Money, as you can see from my post. That was very much me believing young adults should either earn their own and if they don't they can't have.
At times we had discussed that I would carry on with ‘my way’ with my own, and he with his.
DP would cover up the fact that he was giving money. Often it would come up in conversation by his DC’s and I would challenge DP everytime, saying I wasn't prepared to be lied to.
Many tough conversations.
I think he felt he was in the middle of my expectations and what his DC’s had always expected.
It changed through tough conversations, including me talking about my views to his DC’s. DP also realised he was being taken for a fool when one of his was borrowing money each month, yet had bought a private number plate for his car!
Being tidy. Rules for all DC’s about the shared areas and their own bedrooms. My children were messy too. New rules were agreed for all.
Helping with household jobs. Mine did, except for one, his didn't. Again, clear conversation, rules and accountability for everyone.
I did find it really hard, initially, to hold his DC’s to account. Mine were always pulled into line. I would remind DP and expect him to do it. That has improved overtime.
Other annoyances. His DC’s and one of mine are avid TV/screen watchers, especially youtube - I hate the constant noise but we compromise.
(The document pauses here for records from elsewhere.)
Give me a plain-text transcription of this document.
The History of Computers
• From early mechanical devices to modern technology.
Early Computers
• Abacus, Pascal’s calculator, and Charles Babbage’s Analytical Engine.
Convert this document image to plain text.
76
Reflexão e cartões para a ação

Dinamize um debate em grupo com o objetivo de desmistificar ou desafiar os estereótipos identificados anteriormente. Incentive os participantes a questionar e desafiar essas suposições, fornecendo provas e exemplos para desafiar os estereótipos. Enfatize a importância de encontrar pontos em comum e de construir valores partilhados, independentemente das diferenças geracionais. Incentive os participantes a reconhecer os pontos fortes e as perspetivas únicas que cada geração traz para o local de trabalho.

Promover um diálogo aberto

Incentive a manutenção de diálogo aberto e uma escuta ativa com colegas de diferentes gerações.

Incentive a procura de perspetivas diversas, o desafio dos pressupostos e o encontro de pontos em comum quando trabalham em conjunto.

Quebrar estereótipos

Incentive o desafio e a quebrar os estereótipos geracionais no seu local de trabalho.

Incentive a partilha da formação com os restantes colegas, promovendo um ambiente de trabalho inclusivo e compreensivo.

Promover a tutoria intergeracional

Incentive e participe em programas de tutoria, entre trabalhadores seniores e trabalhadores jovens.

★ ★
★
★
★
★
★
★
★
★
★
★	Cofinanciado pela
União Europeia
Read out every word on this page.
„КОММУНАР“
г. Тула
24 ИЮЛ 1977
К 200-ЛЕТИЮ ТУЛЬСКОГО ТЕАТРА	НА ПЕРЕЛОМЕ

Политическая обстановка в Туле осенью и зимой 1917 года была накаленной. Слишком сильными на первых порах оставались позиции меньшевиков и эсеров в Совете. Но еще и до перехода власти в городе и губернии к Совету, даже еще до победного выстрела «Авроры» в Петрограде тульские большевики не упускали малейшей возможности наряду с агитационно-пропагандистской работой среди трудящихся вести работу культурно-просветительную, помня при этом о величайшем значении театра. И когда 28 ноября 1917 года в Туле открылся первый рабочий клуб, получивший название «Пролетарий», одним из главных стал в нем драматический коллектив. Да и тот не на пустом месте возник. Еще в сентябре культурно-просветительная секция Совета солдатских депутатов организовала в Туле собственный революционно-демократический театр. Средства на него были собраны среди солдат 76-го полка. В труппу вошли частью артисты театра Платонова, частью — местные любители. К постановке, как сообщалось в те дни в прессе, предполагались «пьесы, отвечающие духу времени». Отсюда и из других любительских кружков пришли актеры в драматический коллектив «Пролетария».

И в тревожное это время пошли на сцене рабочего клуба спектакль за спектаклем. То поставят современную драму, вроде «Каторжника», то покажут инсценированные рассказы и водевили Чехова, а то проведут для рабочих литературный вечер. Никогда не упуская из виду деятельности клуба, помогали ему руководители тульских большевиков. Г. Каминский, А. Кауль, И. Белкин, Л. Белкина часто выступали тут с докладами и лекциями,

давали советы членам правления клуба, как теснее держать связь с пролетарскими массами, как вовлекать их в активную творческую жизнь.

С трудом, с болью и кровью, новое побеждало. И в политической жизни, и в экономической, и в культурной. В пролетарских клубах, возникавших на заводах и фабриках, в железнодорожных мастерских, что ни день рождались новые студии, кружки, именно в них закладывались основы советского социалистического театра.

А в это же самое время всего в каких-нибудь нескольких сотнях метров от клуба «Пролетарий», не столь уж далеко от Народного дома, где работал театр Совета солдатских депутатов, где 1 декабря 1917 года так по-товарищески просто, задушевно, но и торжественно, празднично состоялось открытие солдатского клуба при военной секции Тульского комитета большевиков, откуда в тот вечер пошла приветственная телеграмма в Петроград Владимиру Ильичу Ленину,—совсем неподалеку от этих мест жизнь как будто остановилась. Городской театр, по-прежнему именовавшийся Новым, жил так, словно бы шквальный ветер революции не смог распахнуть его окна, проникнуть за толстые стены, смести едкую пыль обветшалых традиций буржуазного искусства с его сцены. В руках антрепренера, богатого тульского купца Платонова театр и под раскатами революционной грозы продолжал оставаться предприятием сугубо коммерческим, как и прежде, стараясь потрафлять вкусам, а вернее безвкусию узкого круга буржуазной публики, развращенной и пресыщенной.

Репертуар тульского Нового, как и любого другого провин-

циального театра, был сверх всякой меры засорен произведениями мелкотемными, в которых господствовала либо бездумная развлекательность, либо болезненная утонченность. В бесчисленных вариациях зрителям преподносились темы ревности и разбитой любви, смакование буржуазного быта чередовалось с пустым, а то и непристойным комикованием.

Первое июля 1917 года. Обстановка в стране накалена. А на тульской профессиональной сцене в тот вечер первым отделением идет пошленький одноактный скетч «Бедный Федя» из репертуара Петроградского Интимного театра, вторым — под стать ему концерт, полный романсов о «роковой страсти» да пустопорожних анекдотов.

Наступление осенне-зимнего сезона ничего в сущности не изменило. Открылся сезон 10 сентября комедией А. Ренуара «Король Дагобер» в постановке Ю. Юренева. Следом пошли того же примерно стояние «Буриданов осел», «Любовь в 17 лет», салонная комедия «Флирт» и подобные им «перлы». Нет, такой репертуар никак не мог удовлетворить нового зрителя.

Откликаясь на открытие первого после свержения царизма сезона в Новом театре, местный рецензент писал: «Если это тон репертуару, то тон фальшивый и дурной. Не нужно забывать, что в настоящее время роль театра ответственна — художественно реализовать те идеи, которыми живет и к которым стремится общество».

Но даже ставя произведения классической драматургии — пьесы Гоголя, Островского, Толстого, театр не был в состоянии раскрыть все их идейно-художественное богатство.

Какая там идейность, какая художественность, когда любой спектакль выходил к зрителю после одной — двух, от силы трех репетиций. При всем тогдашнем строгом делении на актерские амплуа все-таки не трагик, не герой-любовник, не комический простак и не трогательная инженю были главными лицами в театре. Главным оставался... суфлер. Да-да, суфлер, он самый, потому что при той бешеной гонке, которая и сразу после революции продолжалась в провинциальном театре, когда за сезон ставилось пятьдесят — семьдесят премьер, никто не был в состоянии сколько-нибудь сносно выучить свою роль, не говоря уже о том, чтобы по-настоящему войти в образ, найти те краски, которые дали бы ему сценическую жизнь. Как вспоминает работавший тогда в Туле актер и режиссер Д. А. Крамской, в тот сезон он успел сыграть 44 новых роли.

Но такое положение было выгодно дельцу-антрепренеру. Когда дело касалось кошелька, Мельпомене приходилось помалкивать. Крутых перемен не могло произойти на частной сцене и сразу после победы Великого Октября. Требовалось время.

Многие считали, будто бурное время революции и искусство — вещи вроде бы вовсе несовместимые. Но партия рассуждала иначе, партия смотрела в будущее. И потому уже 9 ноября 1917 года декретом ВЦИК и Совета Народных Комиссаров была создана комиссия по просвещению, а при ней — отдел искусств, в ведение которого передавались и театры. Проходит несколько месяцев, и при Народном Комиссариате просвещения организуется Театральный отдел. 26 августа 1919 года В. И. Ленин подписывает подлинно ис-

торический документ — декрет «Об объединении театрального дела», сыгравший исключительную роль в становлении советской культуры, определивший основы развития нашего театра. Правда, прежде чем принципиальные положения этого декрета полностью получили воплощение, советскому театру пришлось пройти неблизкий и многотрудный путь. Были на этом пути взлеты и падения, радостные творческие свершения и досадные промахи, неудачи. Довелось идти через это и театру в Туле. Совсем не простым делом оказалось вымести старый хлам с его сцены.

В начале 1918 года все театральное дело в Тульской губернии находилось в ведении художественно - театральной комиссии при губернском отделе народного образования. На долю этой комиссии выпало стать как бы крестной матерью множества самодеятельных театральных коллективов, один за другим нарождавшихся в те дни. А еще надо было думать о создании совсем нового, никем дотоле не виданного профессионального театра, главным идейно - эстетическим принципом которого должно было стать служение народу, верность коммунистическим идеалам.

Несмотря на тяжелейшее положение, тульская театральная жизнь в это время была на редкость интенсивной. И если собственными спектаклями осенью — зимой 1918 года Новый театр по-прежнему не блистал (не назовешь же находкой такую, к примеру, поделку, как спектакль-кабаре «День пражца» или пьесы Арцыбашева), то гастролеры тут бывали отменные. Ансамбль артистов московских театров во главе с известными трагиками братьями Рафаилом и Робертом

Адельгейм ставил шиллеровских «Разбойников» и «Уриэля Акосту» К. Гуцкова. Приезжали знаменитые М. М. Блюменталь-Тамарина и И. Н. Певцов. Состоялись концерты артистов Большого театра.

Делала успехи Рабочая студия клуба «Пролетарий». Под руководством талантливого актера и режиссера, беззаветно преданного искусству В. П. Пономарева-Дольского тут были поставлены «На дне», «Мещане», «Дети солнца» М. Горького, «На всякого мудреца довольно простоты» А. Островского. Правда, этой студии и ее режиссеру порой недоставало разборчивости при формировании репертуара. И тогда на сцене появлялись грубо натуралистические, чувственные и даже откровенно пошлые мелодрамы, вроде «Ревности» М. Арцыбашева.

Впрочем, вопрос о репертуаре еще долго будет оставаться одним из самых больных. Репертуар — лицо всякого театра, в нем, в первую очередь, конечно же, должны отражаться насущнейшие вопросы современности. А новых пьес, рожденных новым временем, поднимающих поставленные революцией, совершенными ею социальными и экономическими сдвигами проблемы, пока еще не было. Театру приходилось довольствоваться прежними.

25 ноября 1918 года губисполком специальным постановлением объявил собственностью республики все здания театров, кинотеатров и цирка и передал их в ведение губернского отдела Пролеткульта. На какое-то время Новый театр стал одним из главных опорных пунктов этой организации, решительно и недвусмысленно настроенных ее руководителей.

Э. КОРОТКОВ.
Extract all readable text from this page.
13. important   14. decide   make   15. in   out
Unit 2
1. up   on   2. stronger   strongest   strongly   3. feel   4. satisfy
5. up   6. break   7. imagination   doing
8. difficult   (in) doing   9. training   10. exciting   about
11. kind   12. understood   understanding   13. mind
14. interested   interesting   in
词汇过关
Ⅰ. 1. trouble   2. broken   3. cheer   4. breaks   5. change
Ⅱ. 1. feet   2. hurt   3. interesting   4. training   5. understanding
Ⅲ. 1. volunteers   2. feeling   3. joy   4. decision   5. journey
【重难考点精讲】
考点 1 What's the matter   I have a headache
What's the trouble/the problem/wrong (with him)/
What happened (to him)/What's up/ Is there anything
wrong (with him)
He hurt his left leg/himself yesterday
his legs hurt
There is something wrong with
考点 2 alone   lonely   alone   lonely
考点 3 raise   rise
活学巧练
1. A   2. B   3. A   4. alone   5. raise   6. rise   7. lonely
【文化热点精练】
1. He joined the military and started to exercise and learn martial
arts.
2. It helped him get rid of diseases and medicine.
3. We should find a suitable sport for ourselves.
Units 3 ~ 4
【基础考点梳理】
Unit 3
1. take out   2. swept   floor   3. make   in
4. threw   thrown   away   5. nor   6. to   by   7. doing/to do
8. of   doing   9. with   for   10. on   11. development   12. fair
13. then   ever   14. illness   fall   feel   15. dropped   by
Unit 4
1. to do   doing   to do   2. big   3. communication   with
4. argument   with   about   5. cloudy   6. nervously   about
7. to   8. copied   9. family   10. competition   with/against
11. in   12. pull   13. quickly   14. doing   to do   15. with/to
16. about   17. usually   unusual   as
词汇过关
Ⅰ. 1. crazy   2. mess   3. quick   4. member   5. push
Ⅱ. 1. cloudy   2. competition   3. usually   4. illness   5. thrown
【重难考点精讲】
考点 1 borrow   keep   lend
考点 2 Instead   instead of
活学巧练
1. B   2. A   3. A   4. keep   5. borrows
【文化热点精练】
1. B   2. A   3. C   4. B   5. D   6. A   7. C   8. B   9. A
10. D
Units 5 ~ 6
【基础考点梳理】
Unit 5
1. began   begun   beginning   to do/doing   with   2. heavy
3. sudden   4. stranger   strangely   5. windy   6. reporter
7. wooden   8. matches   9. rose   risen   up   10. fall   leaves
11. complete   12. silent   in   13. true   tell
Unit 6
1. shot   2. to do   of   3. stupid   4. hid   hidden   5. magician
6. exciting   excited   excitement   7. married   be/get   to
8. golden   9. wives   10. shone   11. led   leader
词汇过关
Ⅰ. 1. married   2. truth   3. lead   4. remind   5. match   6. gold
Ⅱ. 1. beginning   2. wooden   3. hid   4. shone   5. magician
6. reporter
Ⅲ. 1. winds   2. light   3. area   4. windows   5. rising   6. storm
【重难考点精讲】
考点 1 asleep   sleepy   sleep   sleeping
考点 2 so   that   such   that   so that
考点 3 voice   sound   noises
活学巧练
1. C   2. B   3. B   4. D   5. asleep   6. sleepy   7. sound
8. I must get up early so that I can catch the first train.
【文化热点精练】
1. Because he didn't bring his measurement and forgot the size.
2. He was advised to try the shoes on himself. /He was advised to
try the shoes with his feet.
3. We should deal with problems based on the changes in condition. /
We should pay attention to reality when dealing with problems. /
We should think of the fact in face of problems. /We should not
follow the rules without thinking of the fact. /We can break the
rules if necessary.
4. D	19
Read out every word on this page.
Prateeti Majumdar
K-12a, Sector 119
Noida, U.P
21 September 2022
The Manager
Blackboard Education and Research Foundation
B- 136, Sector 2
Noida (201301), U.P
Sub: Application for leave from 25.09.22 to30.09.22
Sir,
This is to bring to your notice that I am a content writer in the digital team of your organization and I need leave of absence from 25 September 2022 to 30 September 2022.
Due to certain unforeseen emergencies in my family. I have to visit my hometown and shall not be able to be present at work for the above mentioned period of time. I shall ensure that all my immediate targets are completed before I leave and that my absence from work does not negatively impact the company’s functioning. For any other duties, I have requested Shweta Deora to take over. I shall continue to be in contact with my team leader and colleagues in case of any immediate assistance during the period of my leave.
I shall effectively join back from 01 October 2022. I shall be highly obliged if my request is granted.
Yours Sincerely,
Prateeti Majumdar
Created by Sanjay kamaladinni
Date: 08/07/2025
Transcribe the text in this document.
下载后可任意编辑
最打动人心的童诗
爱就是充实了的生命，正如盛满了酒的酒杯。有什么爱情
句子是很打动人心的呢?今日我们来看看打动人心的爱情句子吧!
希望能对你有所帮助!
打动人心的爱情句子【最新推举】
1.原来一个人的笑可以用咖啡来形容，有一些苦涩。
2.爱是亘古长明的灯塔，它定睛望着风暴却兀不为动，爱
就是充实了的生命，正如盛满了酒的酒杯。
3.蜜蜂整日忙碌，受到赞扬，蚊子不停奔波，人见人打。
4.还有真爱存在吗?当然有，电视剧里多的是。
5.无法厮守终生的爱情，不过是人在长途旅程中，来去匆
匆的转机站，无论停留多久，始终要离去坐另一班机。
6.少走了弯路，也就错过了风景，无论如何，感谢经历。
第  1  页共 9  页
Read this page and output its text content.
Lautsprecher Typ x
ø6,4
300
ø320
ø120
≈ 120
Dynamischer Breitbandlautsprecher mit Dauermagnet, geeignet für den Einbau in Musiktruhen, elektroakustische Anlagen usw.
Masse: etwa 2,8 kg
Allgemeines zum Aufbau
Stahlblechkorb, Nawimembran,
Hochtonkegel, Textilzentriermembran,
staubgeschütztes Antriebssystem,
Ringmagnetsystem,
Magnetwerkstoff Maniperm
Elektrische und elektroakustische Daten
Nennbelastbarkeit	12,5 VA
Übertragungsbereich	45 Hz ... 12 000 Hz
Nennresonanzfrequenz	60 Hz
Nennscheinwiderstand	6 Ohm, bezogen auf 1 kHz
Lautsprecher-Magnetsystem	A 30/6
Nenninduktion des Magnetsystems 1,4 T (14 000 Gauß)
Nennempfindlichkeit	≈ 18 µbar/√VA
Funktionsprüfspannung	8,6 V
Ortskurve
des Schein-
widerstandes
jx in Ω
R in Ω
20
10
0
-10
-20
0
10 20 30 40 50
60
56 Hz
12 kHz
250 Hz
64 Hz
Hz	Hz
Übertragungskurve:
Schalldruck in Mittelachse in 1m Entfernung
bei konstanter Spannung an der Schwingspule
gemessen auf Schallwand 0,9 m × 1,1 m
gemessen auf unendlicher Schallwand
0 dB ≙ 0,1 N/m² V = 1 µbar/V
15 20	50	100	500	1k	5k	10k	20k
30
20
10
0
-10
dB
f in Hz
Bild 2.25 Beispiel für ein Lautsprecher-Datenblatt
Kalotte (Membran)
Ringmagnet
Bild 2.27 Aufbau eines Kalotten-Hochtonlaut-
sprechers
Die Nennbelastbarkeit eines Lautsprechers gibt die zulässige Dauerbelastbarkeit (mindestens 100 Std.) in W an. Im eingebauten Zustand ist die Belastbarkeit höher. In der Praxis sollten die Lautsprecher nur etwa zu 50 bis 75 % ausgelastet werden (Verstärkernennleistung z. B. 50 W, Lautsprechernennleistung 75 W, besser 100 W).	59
Time for me to be elsewhere in peace or perhaps expectations that we all go out for a walk, or the more active go out.
Planning ahead for the more stressful times worked. I hate family gatherings, including the GP’s where we all sit hour after hour, so I plan a meal out, a walk or a visit to do something so that we avoid the sitting. Being active and busy is easier.
I was a teacher, and maybe that impacts. I find I can be really objective about my own children too and not always feel that DP and his children were always the ones in the wrong.